Trois ans après l’incendie qui a ravagé des unités de production de la Société nationale de raffinage (SONARA) et alors que des procédures techniques et judiciaires complexes opposent les avocats, l’on ne sait toujours pas qui doit payer le sinistre. L’assureur Activa et le réassureur Swiss Ré sont peu bavards sur le sujet alors que des sources proches du dossier rappellent que la prime n’avait pas encore été payée par la Sonara au moment de l’incendie survenu le 31 mai 2019. Alors que la réponse devrait sortir des tribunaux de commerce, voilà que des députés et sénateurs, auteurs d’une enquête parlementaire menée à travers les membres du Réseau parlementaire pour la promotion des Assurances (REPPAS), s’invitent dans le dossier.
Les élus du peuple estiment que l’assureur, en l’occurrence ACTIVA assurances,, doit verser 200 milliards de FCFA (305) millions de dollars) à l’Etat du Cameroun au titre de l’indemnisation de la SONARA. Cette enveloppe représenterait plus de ¾ du montant attendu pour la réhabilitation de la raffinerie, soit 250 milliards de FCFA (405 millions de dollars).
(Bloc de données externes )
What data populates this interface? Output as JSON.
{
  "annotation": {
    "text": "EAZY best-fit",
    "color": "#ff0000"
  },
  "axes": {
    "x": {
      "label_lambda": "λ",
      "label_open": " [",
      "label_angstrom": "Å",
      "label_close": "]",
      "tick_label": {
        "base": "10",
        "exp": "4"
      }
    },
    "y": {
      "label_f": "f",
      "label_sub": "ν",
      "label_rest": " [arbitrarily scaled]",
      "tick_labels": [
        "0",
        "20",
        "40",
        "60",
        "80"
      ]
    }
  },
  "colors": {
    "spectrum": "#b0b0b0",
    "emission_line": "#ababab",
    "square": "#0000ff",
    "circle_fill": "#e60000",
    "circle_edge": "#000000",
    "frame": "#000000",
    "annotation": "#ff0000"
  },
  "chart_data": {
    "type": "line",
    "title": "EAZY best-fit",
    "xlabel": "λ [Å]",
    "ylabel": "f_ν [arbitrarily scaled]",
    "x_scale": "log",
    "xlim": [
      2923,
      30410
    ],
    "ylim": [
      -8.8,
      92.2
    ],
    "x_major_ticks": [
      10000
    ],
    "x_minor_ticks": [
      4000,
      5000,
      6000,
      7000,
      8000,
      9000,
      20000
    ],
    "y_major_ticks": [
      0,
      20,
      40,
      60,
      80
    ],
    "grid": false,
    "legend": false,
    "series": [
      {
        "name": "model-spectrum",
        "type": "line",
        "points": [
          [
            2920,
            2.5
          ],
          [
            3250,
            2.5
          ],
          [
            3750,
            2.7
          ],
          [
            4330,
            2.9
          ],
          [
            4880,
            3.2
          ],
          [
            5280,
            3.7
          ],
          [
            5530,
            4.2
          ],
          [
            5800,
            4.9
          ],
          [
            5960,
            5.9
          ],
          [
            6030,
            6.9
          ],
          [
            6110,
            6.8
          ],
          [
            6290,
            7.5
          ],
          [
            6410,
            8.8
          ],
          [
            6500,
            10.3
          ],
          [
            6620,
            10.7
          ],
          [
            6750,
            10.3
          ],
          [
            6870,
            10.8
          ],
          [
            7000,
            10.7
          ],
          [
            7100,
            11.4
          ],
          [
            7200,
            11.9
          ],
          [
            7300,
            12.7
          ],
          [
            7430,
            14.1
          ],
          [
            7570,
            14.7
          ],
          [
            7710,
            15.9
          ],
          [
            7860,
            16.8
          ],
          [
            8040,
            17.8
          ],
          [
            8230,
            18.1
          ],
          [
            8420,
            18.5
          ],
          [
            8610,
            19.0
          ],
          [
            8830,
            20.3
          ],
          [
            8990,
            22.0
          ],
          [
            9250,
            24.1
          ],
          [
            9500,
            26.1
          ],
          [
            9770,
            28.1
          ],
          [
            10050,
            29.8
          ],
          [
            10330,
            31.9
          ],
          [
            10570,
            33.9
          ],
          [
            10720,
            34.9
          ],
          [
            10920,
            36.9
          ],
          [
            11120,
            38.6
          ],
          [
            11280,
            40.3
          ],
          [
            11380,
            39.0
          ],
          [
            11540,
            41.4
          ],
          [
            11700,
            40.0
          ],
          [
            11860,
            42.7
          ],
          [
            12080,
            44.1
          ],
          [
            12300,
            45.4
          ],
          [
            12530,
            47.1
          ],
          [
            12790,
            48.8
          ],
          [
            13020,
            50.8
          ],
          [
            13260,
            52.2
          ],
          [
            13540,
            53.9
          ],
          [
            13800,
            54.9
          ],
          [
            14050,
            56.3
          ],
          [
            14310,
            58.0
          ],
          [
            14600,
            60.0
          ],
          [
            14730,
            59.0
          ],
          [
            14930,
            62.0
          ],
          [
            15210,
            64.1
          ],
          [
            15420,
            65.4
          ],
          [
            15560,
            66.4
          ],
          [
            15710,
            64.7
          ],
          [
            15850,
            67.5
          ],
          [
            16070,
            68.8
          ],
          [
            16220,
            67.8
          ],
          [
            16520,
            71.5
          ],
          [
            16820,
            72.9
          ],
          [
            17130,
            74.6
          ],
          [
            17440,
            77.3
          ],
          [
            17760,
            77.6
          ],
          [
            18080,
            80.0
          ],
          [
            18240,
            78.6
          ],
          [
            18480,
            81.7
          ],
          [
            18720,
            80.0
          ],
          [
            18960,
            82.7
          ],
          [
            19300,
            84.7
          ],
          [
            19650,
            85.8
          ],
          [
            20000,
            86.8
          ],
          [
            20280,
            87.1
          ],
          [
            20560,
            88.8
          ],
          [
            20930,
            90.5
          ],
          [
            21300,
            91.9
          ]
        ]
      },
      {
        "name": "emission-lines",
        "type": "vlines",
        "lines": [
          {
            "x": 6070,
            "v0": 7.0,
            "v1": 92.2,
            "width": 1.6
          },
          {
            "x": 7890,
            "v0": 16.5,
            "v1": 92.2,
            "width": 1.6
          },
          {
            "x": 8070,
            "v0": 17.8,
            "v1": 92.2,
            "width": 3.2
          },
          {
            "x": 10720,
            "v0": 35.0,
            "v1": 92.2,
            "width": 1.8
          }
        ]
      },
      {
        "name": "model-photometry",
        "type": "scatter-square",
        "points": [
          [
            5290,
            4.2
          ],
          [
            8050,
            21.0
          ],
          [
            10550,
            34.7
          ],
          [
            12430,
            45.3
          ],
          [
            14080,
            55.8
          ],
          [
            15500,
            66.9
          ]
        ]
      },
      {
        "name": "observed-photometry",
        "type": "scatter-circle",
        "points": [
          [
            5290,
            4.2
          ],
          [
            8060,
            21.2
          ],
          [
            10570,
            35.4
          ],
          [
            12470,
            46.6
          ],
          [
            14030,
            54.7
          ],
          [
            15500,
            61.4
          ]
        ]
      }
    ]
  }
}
Si l’option exigée par la représentation nationale était retenue, il ne restera qu’à mobiliser 50 milliards de FCFA (76 millions de dollars) pour parachever les travaux.
L’initiative du parlement s’inscrit en droite ligne du chronogramme arrêté par les pouvoirs publics qui ont annoncé pour courant 2022, la réhabilitation/restructuration de la SONARA principalement adossée sur trois piliers : d’abord le redémarrage de la raffinerie dans la configuration finale du projet SONARA 2010 prévoyant l’extension et la modernisation des installations ce qui devrait porter la capacité de production de 2,2 millions de tonnes de barils par an à 3,5 millions de tonnes ; ensuite l’accomplissement préalable de toutes les mesures d’accompagnement devant tenir compte des résultats de l’audit et enfin l’exécution de cette option dans le cadre du Partenariat public/privé (PPP).
Cet investissement permettrait de remettre sur pied l’outil de production étant donné que l’incendie survenu le 31 mai 2019 a endommagé 7 des 13 des unités de production et consumé 10 millions de litres de pétrole brut. Depuis ce sinistre, en vue d’assurer le fonctionnement de la SONARA qui constitue l’unique raffinerie du pays, l’Etat a décuplé les importations du pétrole pour ravitailler le marché local et s’est engagé à rembourser la dette bancaire de cette entreprise publique à hauteur de 284 milliards de FCFA (430 millions de dollars) sur une période de dix ans.